The particles of free lime which occur in cements are naturally rather difficult to slake on account of their impurity and the high temperature at which they have been calcined, and the same thing is probably true of magnesia. It may thus require weeks or months of exposure to the atmosphere to correct tendencies to expand due to the presence of free lime or magnesia. Likewise when such defective cements are immersed in water of ordinary temperature, the expansion may not occur for a considerable period. This fact has led to the use of hot tests of various kinds to detect such faults, but before touching on these so-called "accelerated tests," the ordinary cold-water test will be described.

119. Tests For Soundness

The Committee of the American Society of Civil Engineers on a " Uniform System for Tests of Cement" recommended, in 1885, the following test for soundness: "Make two cakes of neat cement two or three inches in diameter, about one-half inch thick, with thin edges. One of these cakes, when hard enough, should be put in water and examined from day to day to see if it becomes contorted, or if cracks show themselves at the edges, such contortions or cracks indicating that the cement is unfit for use at that time. In some cases the tendency to crack, if caused by the presence of too much unslaked lime, will disappear with age. The remaining cake should be kept in air and its color observed, which for a good cement should be uniform throughout, yellowish blotches indicating a poor quality; the Portland cements being of a bluish-gray, and the natural cements being light or dark, according to the character of the rock of which they are made." For the ordinary cold test this method will probably give as valuable results as any of the forms that are suggested.

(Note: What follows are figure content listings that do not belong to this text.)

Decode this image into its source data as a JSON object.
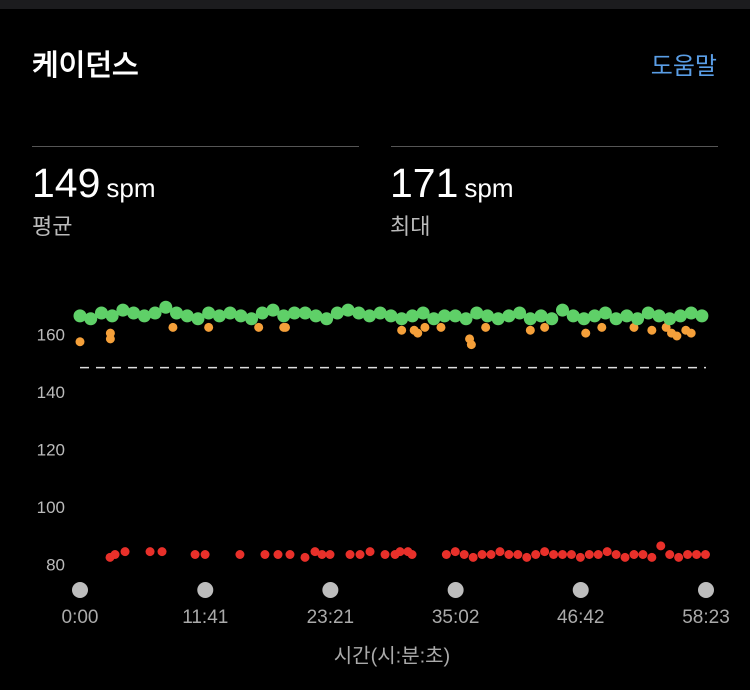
{
  "header": {
    "title": "케이던스",
    "help": "도움말"
  },
  "stats": [
    {
      "value": 149,
      "unit": "spm",
      "label": "평균"
    },
    {
      "value": 171,
      "unit": "spm",
      "label": "최대"
    }
  ],
  "chart_data": {
    "type": "scatter",
    "x_label": "시간(시:분:초)",
    "xlim": [
      0,
      3503
    ],
    "ylim": [
      72,
      176
    ],
    "xticks": [
      {
        "value": 0,
        "label": "0:00"
      },
      {
        "value": 701,
        "label": "11:41"
      },
      {
        "value": 1401,
        "label": "23:21"
      },
      {
        "value": 2102,
        "label": "35:02"
      },
      {
        "value": 2802,
        "label": "46:42"
      },
      {
        "value": 3503,
        "label": "58:23"
      }
    ],
    "yticks": [
      80,
      100,
      120,
      140,
      160
    ],
    "series": [
      {
        "color": "#e8302a",
        "x": [
          168,
          196,
          252,
          392,
          459,
          644,
          700,
          895,
          1035,
          1108,
          1175,
          1259,
          1315,
          1354,
          1399,
          1511,
          1567,
          1623,
          1707,
          1763,
          1791,
          1835,
          1858,
          2050,
          2100,
          2150,
          2200,
          2250,
          2300,
          2350,
          2400,
          2450,
          2500,
          2550,
          2600,
          2650,
          2700,
          2750,
          2800,
          2850,
          2900,
          2950,
          3000,
          3050,
          3100,
          3150,
          3200,
          3250,
          3300,
          3350,
          3400,
          3450,
          3500
        ],
        "values": [
          83,
          84,
          85,
          85,
          85,
          84,
          84,
          84,
          84,
          84,
          84,
          83,
          85,
          84,
          84,
          84,
          84,
          85,
          84,
          84,
          85,
          85,
          84,
          84,
          85,
          84,
          83,
          84,
          84,
          85,
          84,
          84,
          83,
          84,
          85,
          84,
          84,
          84,
          83,
          84,
          84,
          85,
          84,
          83,
          84,
          84,
          83,
          87,
          84,
          83,
          84,
          84,
          84
        ]
      },
      {
        "color": "#f5a03a",
        "x": [
          0,
          170,
          170,
          520,
          720,
          1000,
          1140,
          1150,
          1800,
          1870,
          1890,
          1930,
          2020,
          2180,
          2190,
          2270,
          2520,
          2600,
          2830,
          2920,
          3100,
          3200,
          3280,
          3310,
          3340,
          3390,
          3420
        ],
        "values": [
          158,
          161,
          159,
          163,
          163,
          163,
          163,
          163,
          162,
          162,
          161,
          163,
          163,
          159,
          157,
          163,
          162,
          163,
          161,
          163,
          163,
          162,
          163,
          161,
          160,
          162,
          161
        ]
      },
      {
        "color": "#5fd068",
        "x": [
          0,
          60,
          120,
          180,
          240,
          300,
          360,
          420,
          480,
          540,
          600,
          660,
          720,
          780,
          840,
          900,
          960,
          1020,
          1080,
          1140,
          1200,
          1260,
          1320,
          1380,
          1440,
          1500,
          1560,
          1620,
          1680,
          1740,
          1800,
          1860,
          1920,
          1980,
          2040,
          2100,
          2160,
          2220,
          2280,
          2340,
          2400,
          2460,
          2520,
          2580,
          2640,
          2700,
          2760,
          2820,
          2880,
          2940,
          3000,
          3060,
          3120,
          3180,
          3240,
          3300,
          3360,
          3420,
          3480
        ],
        "values": [
          167,
          166,
          168,
          167,
          169,
          168,
          167,
          168,
          170,
          168,
          167,
          166,
          168,
          167,
          168,
          167,
          166,
          168,
          169,
          167,
          168,
          168,
          167,
          166,
          168,
          169,
          168,
          167,
          168,
          167,
          166,
          167,
          168,
          166,
          167,
          167,
          166,
          168,
          167,
          166,
          167,
          168,
          166,
          167,
          166,
          169,
          167,
          166,
          167,
          168,
          166,
          167,
          166,
          168,
          167,
          166,
          167,
          168,
          167
        ]
      }
    ]
  }
}
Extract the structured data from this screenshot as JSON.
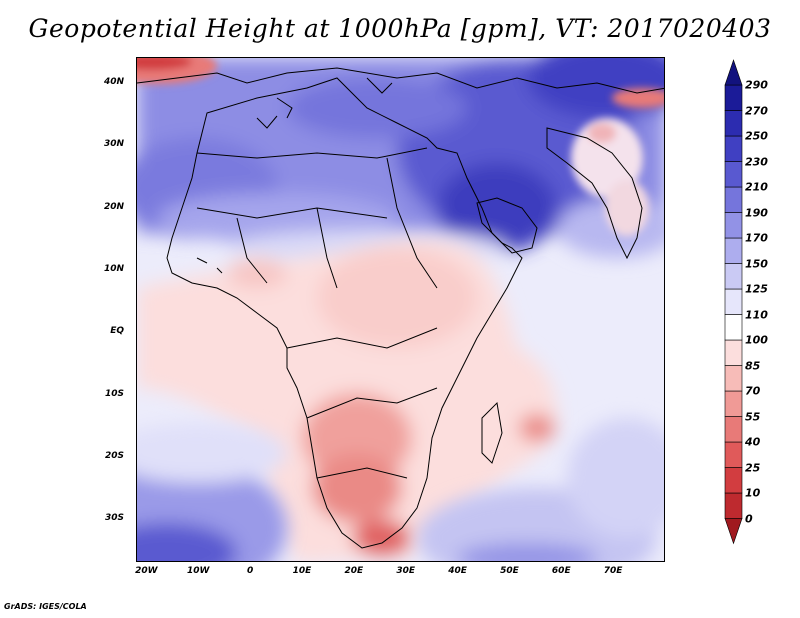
{
  "title": "Geopotential Height at 1000hPa [gpm], VT: 2017020403",
  "credit": "GrADS: IGES/COLA",
  "map": {
    "lon_range": [
      -22,
      80
    ],
    "lat_range": [
      -37,
      44
    ],
    "y_ticks": [
      {
        "lat": 40,
        "label": "40N"
      },
      {
        "lat": 30,
        "label": "30N"
      },
      {
        "lat": 20,
        "label": "20N"
      },
      {
        "lat": 10,
        "label": "10N"
      },
      {
        "lat": 0,
        "label": "EQ"
      },
      {
        "lat": -10,
        "label": "10S"
      },
      {
        "lat": -20,
        "label": "20S"
      },
      {
        "lat": -30,
        "label": "30S"
      }
    ],
    "x_ticks": [
      {
        "lon": -20,
        "label": "20W"
      },
      {
        "lon": -10,
        "label": "10W"
      },
      {
        "lon": 0,
        "label": "0"
      },
      {
        "lon": 10,
        "label": "10E"
      },
      {
        "lon": 20,
        "label": "20E"
      },
      {
        "lon": 30,
        "label": "30E"
      },
      {
        "lon": 40,
        "label": "40E"
      },
      {
        "lon": 50,
        "label": "50E"
      },
      {
        "lon": 60,
        "label": "60E"
      },
      {
        "lon": 70,
        "label": "70E"
      }
    ]
  },
  "colorbar": {
    "levels": [
      "0",
      "10",
      "25",
      "40",
      "55",
      "70",
      "85",
      "100",
      "110",
      "125",
      "150",
      "170",
      "190",
      "210",
      "230",
      "250",
      "270",
      "290"
    ],
    "colors": [
      "#a0191f",
      "#be2a2f",
      "#d23d40",
      "#e05a5a",
      "#e87a78",
      "#f09a96",
      "#f7bcb8",
      "#fcdedd",
      "#ffffff",
      "#e6e6fb",
      "#cacaf4",
      "#adadee",
      "#9292e6",
      "#7575dc",
      "#5959d0",
      "#4040c2",
      "#2c2cb0",
      "#1b1b98",
      "#12127e"
    ]
  }
}
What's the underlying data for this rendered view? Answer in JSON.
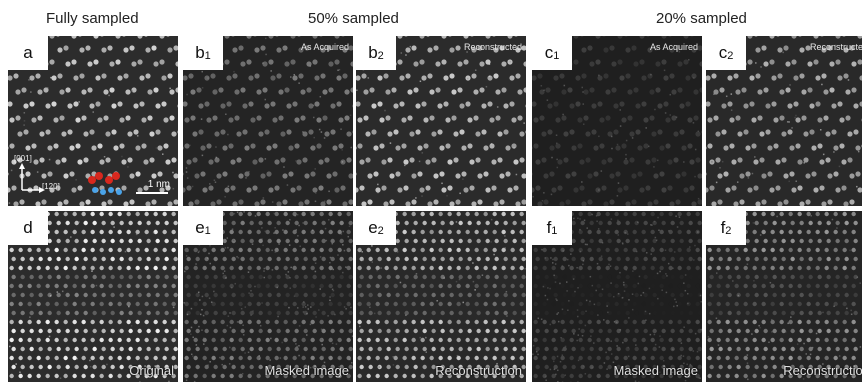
{
  "headers": {
    "fully": "Fully sampled",
    "fifty": "50% sampled",
    "twenty": "20% sampled"
  },
  "panels": {
    "a": {
      "letter": "a",
      "sub": ""
    },
    "b1": {
      "letter": "b",
      "sub": "1",
      "tag": "As Acquired"
    },
    "b2": {
      "letter": "b",
      "sub": "2",
      "tag": "Reconstructed"
    },
    "c1": {
      "letter": "c",
      "sub": "1",
      "tag": "As Acquired"
    },
    "c2": {
      "letter": "c",
      "sub": "2",
      "tag": "Reconstructed"
    },
    "d": {
      "letter": "d",
      "sub": "",
      "tag": "Original"
    },
    "e1": {
      "letter": "e",
      "sub": "1",
      "tag": "Masked image"
    },
    "e2": {
      "letter": "e",
      "sub": "2",
      "tag": "Reconstruction"
    },
    "f1": {
      "letter": "f",
      "sub": "1",
      "tag": "Masked image"
    },
    "f2": {
      "letter": "f",
      "sub": "2",
      "tag": "Reconstruction"
    }
  },
  "annotations": {
    "scale": "1 nm",
    "axis_vertical": "[001]",
    "axis_horizontal": "[120]"
  },
  "colors": {
    "atom_red": "#d8281e",
    "atom_blue": "#4aa3e8"
  }
}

120. The German regulations require a very similar test, except that in the case of slow setting cements the pat is not immersed until twenty-four hours old. While a cement that is decidedly bad may show its defects in from one day to one week by this cold water test, it may be the case that cracks will appear only after several months' immersion. It has therefore been proposed to hasten the destructive action of the free lime or magnesia by submitting the cakes of cement to steam, hot water, or dry heat.

121. The Kiln Test

The Kiln Test, recommended by Prof. Tetmajer in 1890, consists in placing in an air bath, pats which have been kept in moist air for twenty-four hours; and then gradually raising the temperature of the air bath to 120° C. This temperature is maintained for at least one-half hour after the disengagement of steam has ceased. The pats should show no tendency to expand under this treatment, but if cements fail to pass the test, the results of the ordinary cold water treatment are to be awaited. This test is intended for cements that are to be used in air.

122. The Boiling Test

The Boiling Test, which was also recommended by Prof. Tetmajer, consists in placing the pats, twenty-four hours after made, in water of ordinary temperature, and gradually heating the water to bring it to the boiling point in about an hour; five or six hours in the boiling water should develop no defects. This is a severe test, and has been objected to on the ground that cements which have been well proportioned, but which are a trifle underburned, will fail to pass this test while giving good results in mortars to be used in the air. This test, however, is steadily gaining in favor, and is used in many cement works as a test of quality.